Eat Real Festival cultivates local food
on September 25, 2019
The 11th annual Eat Real Festival at Jack London Square this weekend drew in thousands of people with an appetite. Food trucks, environmental advocacy booths, and stalls serving locally-sourced food and drink fed a steady crowd hungry for new flavors.
Eat Real is a food festival where lines become masses, and sensory overload is, above all, driven by the nose—between the yeasty pungency of beer, smoky slow-cooked southern-style barbeque, and the thickness of frying oil. Among the dozens of vendors offering local bites, festival-goers navigated three blocks of stalls peppered throughout the festival grounds.
“Food brings people together,” said festival attendee Mae Delos Santos as she picked over a plate of barbeque, her favorite festival dish.
Elizabeth Vecchiarelli, owner and founder of Preserved, a specialty shop on Telegraph Avenue, taught a pickling and fermentation course at the festival. It was one of several paid courses participants could opt into to hone their do-it-yourself (DIY) home practices or immerse themselves in something entirely new. As an avid DIYer herself, Vecchiarelli said she sees the festival as a great place to bring people together to celebrate healthy and local produce.
“I think Eat Real Food is such a great festival because it’s centered in Oakland, which has such a long history, and it’s such a positive empowering festival that is so food-centered, which is very representative of the Bay Area,” she said, speaking a few days before the festival in a phone interview.
She’s been fermenting for years, but still seems to marvel at the power of the process, which she describes as a transformation, releasing new vitamins from the vegetable. “We can create a superfood in our own home in a couple of weeks with just some fresh vegetables and salt and a jar,” she said—it’s as simple as that.
For fellow fermentation expert Todd Champagne of Happy Girl Kitchen ran a booth stocked with jars of marmalades and buckets of fermenting cucumbers, cauliflower, and green beans. For him the difficulty is not in the process of fermenting, but getting people to embrace a culinary tradition that is no longer widespread in home cooking. With several bamboo sticks in his hand, he reached into the buckets and speared small cucumbers floating in salt brine to hand out to curious onlookers, while explaining the difference between a two-day and two-week pickle. “People can learn a lot about eating a pickle on a stick,” Champagne said.
At Happy Girl Kitchen’s stand, people could also sample sour cucumbers and spicy celery, flavors that challenge the senses and showcase the nuance of what local food can mean, according to Champagne. Handing out sample cups exposes tasters to new flavors and the health properties made possible by the fermentation process, he said. “A pickle cup, for us, is an engaging edible update of what local food is,” said Champagne.

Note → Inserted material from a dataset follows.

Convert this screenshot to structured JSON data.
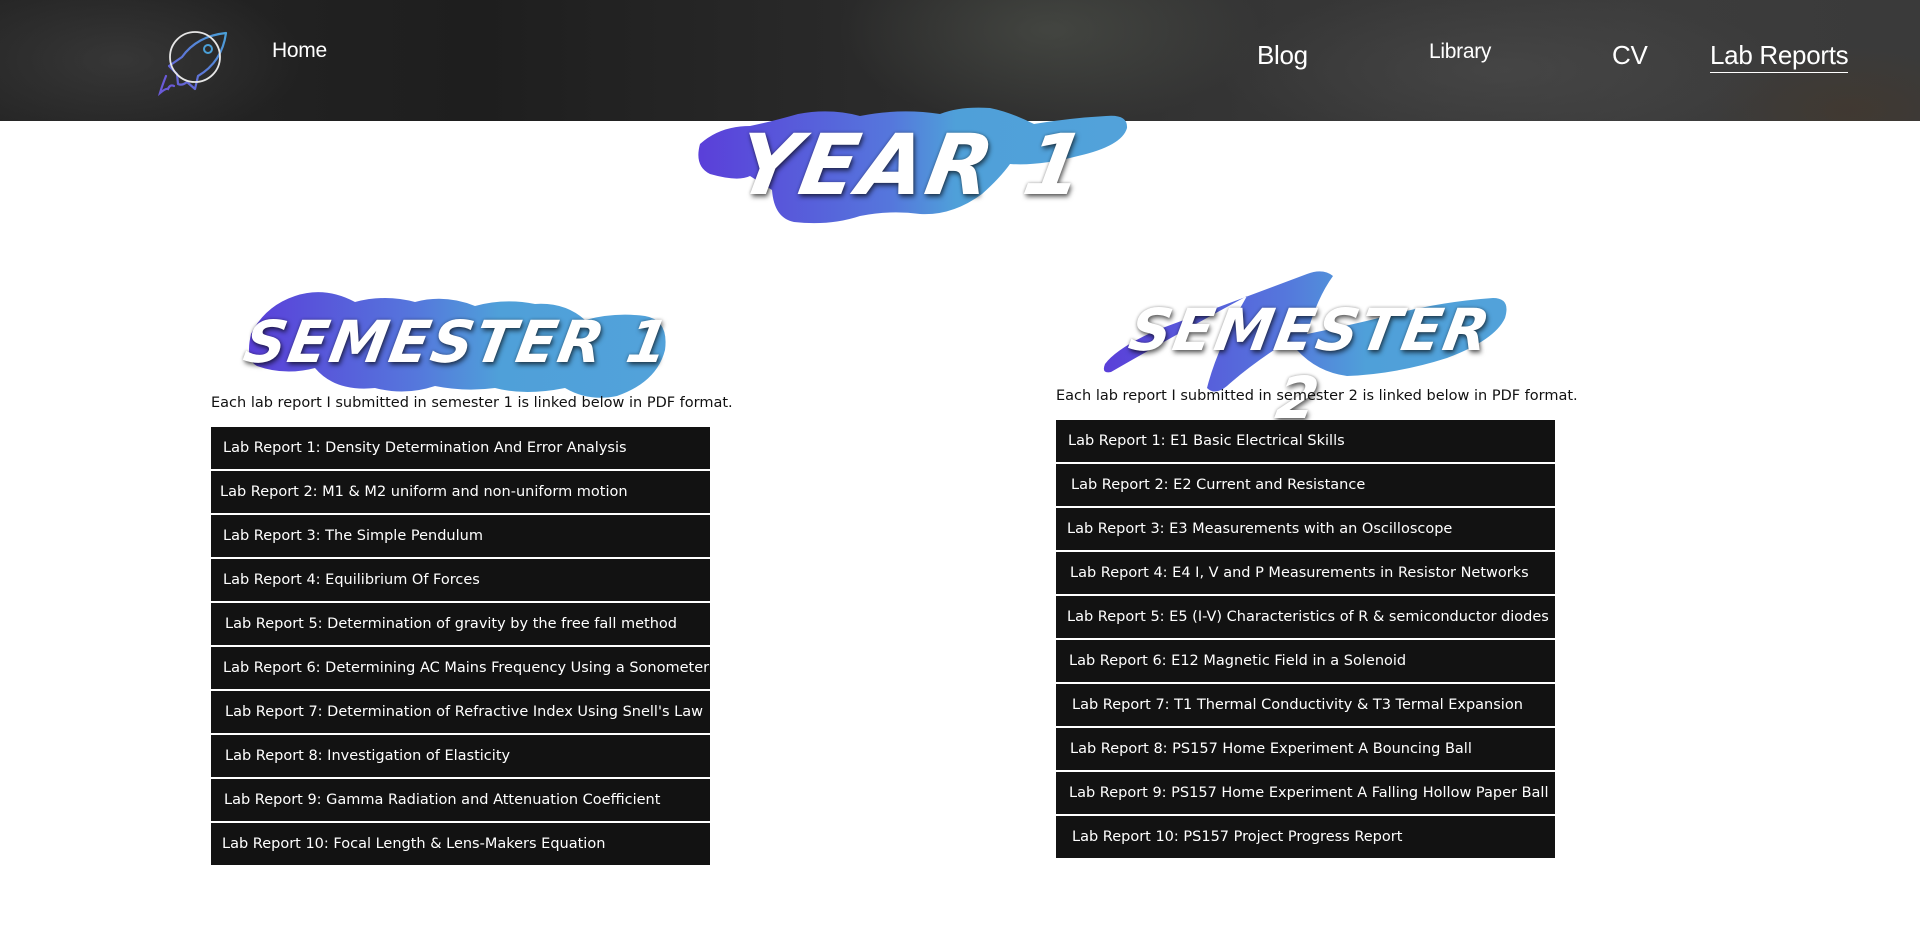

For the second year running, festival organizers partnered with Baykeeper, a nonprofit that works to keep the San Francisco Bay clean. “Good quality foods start with a clean environment and with clean air and clean water,” said Sejal Choksi-Chugh, the group’s executive director, speaking by phone before the event. The festival allows Baykeeper and attendees, Choksi-Chugh said, to “really rally around the health and water quality of the bay in a fun way that celebrates the good food that we’re able to have because of a healthy environment.”
Vecchiarelli said that as small business owners struggle to compete with convenient online shopping and to pay costly Bay Area rents, it’s becoming harder to find spaces where beginners—and experts—interested in learning about fermentation can seek advice and learn new tricks of the trade. The festival, like her shop, she said, is another place where people can meet face-to-face.
The rising cost of business hasn’t only affected small shops, though. Eat Real Festival event director Vanessa Larson said that the festival has become more expensive to run thanks to increased overhead for electricity and waste management, even though it is now one day shorter than previous years. The festival management markets it as affordable and does not charge admission, but Larson said it’s increasingly difficult to manage these costs. “We don’t want to make this an elitist event and push those costs on attendees,” says Larson.
Despite these challenges, vendors said they were encouraged by the festival’s increasing attendance over the years. It shows that as a community, the Bay Area is “hungry for better food,” said Champagne.